Doctor Robert Clarence Robinson was born in Farmington, Utah on January 17, 1887. He was the son of Joseph Elijah and Dorothy Waton Robinson. His parents were respected and longtime residents of Farmington. Clarence got his basic education in Davis County and then received his Doctor of Dental Surgery degree from the Chicago College of Dental Surgery in 1919. Following graduation he set up his dental practice in Layton. He maintained an office next to his Farmington home for emergencies, but his main practice was in an office on the second floor of the Farmer's Union Store building on Layton's Main Street.
Over the years, Dr. Robinson hired several local girls as dental assistants, but his wife, DeLila, was a very talented, stalwart and appreciated office manager and assistant for many years. On January 27, 1912, Clarence and DeLila Bingham were married in the Salt Lake LDS Temple. The couple had one son and three daughters--Robert F., Ruth, Patricia and Audrey.
Dr. Robinson was a very popular dentist. Some of his methods were antiquated by modern standards, but his Layton and Kaysville patients appreciated his skills because of his extensive professional training. No longer was it necessary to have a tooth extracted by the local blacksmith--after 1919, a trained dentist had an office in Layton.
Dr. Robinson was a lifetime member of the National Dental Association. He was president of the Davis County Dental Association for many years and worked with dentists throughout the state to promote improved dental health. He was also active in community affairs in both Layton and Farmington. He was one of the first members of the Farmington Lions Club and he was an early officer in the Layton Commercial Club. Because of his love of horses, Dr. Robinson was one of the founders of the Davis County Mounted Posse, and he was that group's first commander. He was also responsible for digging up an old cannon which the first LDS pioneers brought to Davis County. The cannon was discovered buried in the mud near Lagoon Lake. Dr. Robinson also rescued the school bell from Farmington's first log school. Today, these antiques can be seen in the Farmingtin City Museum.

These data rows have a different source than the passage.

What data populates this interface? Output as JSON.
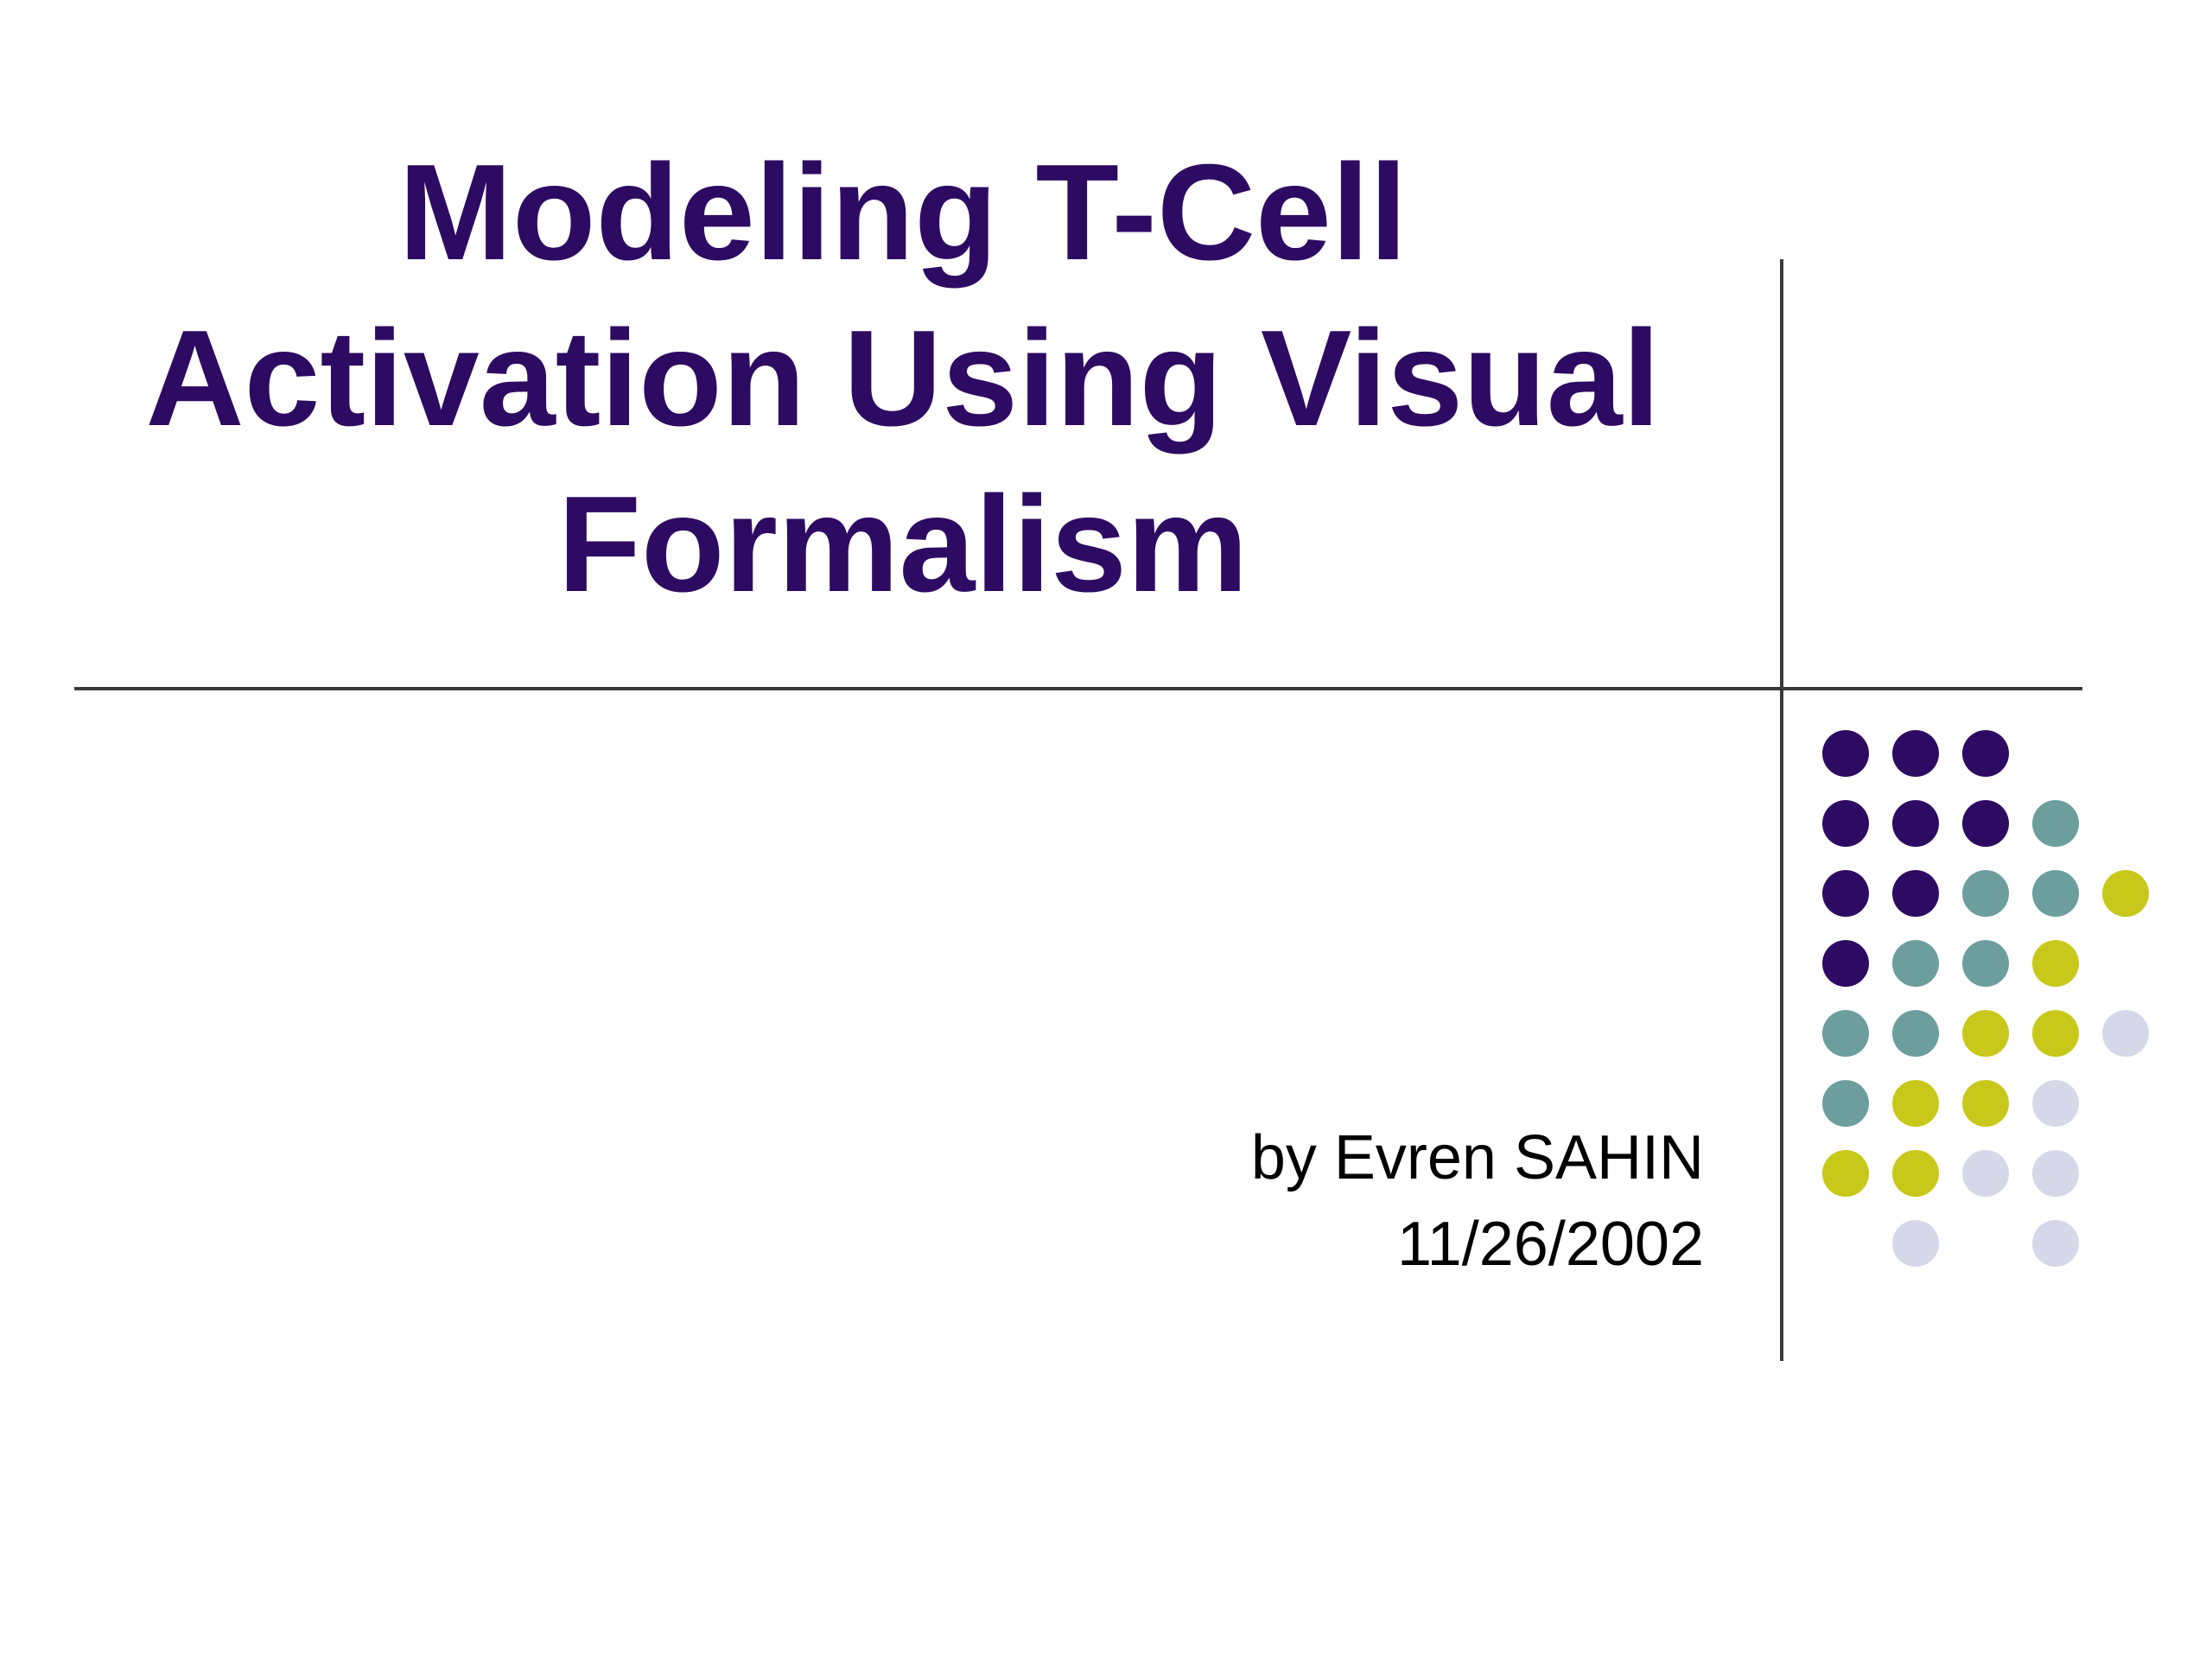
{
  "slide": {
    "title_lines": [
      "Modeling T-Cell",
      "Activation Using Visual",
      "Formalism"
    ],
    "author": "by Evren SAHIN",
    "date": "11/26/2002"
  },
  "colors": {
    "title": "#2e0b62",
    "rule": "#3a3a3a",
    "dot_purple": "#2e0b62",
    "dot_teal": "#6c9e9e",
    "dot_yellow": "#c8c81a",
    "dot_lavender": "#d6d8ea"
  },
  "dot_pattern": [
    [
      "purple",
      "purple",
      "purple",
      null,
      null
    ],
    [
      "purple",
      "purple",
      "purple",
      "teal",
      null
    ],
    [
      "purple",
      "purple",
      "teal",
      "teal",
      "yellow"
    ],
    [
      "purple",
      "teal",
      "teal",
      "yellow",
      null
    ],
    [
      "teal",
      "teal",
      "yellow",
      "yellow",
      "lavender"
    ],
    [
      "teal",
      "yellow",
      "yellow",
      "lavender",
      null
    ],
    [
      "yellow",
      "yellow",
      "lavender",
      "lavender",
      null
    ],
    [
      null,
      "lavender",
      null,
      "lavender",
      null
    ]
  ]
}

In the 1920s, Dr. Robinson was awarded the famous Carnegie Bronze Medal for saving the lives of Mrs. Nettie Nibley and two-year-old Marjorie Christensen during the 1922 Farmington flood that leveled a large section of Farmington near the mouth of Farmington Canyon. He fitted the Andrew Carnegie definition of a "hero of civilization" who "saved two lives with full knowledge of the danger involved and no thought of reward." Dr. Robinson was ill at the time of the rescue and he later developed health problems that plagued him for the rest of his life.

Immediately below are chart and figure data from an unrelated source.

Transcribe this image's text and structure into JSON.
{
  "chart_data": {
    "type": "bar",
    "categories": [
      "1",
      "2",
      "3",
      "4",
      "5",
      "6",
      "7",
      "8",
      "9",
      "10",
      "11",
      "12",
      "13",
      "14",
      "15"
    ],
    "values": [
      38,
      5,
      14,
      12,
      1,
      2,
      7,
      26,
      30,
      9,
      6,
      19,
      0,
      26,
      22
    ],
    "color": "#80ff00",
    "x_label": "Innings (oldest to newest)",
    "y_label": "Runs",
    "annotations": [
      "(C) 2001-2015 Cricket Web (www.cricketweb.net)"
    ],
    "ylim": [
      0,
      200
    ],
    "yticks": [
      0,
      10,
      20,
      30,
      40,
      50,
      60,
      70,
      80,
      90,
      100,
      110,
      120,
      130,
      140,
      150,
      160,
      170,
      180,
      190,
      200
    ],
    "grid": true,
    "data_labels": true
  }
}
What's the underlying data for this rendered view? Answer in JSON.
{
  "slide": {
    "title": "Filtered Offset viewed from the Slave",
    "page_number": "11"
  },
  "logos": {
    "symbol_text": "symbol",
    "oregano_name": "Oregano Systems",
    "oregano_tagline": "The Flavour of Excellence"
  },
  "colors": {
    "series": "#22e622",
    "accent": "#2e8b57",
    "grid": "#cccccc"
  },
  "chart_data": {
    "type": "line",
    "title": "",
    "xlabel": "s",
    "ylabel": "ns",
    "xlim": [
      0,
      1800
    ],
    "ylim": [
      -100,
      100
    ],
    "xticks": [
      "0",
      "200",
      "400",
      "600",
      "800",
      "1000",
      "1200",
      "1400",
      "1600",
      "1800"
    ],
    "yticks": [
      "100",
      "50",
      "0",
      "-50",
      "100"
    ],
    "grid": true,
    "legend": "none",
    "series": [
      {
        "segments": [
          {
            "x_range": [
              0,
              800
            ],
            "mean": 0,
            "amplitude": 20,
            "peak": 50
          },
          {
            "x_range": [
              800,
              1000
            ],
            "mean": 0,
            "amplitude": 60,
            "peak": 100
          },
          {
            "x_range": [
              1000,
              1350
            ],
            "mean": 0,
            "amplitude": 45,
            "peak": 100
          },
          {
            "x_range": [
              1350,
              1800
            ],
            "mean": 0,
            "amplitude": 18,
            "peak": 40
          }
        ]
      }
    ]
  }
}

Dr. Robinson was also a Layton hero. His dedication to the improvement of the city was commendable. As the city's first trained dentist, he offered a valuable service to hundreds of patients at a time when citizens were just being introduced to the asdvanatges of good dental health. Dr. Robinson's dental practice lasted fifty years. He retired in 1969.
Dr. Robert Clarence Robinson died on April 26, 1984 at the age of 97. He was buried in the Farmington City Cemetery.